Grainger and "Country Gardens"

Published: July 3, 2020, 5 a.m.

"Country Gardens" is the best-known work of the Australian-born American composer, arranger, and pianist Percy Grainger. Its score bears this note: "Birthday-gift, Mother, July 3, 1918." Grainger's mother Rose was responsible for his excellent musical training that made him a successful concert pianist in Britain, Europe, and America. In 1918, Grainger arranged a folk tune given to him in 1908 by Cecil Sharp, a major figure in the folklore revival in England. Grainger titled his arrangement "Country Gardens," and it went over so well at his recitals that Grainger decided to have it published.

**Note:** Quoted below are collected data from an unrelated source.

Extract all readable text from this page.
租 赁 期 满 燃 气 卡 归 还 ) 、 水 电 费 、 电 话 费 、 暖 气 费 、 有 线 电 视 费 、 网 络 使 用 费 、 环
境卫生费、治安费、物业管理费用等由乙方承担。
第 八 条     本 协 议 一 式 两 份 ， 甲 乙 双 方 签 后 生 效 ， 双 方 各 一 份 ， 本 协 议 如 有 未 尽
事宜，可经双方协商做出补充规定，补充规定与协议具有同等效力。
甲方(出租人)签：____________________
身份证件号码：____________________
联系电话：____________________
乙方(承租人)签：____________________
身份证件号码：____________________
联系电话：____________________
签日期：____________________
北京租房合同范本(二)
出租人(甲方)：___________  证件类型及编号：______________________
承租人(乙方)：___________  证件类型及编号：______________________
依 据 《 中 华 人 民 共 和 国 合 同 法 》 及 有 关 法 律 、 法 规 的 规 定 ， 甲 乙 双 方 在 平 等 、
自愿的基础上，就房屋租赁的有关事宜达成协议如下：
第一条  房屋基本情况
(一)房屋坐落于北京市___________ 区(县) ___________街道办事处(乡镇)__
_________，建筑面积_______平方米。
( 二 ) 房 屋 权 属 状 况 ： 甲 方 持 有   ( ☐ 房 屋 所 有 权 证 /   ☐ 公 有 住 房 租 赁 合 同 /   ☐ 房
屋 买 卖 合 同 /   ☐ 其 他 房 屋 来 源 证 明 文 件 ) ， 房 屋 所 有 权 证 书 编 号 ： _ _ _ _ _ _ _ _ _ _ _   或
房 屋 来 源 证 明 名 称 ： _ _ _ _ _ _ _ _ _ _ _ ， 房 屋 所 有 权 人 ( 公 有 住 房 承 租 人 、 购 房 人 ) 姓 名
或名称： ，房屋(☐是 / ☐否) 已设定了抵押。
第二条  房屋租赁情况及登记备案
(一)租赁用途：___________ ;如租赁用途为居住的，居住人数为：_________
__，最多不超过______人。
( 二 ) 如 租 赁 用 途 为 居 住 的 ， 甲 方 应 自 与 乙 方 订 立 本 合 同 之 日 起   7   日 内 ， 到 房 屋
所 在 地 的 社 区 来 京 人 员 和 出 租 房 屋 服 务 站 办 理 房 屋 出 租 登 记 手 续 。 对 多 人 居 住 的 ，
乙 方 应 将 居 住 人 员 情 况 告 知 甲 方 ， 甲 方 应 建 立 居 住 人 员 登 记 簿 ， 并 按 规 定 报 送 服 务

It was a big hit and broke sales records. In fact, until his death in 1961, its sales generated a significant portion of Grainger's annual income. Like other composers with a mega-hit, Grainger came to resent being known for just one tune, and would say to audiences: "The typical English country garden is not often used to grow flowers. It's more likely to be a vegetable plot. So you can think of turnips as I play it". In 1931, "Country Gardens" was arranged for wind band by someone other than Grainger, but around 1950, at the special request of a Detroit band director named Graham Overgard, Grainger prepared his own arrangement, and wrote to Overgard: "I now have my own version, quite delicate and unlike the coarse-sounding score you rightly object to. The new setting is not based on the piano version, but on a chamber music sketch of 1908 and is a new piece in every way."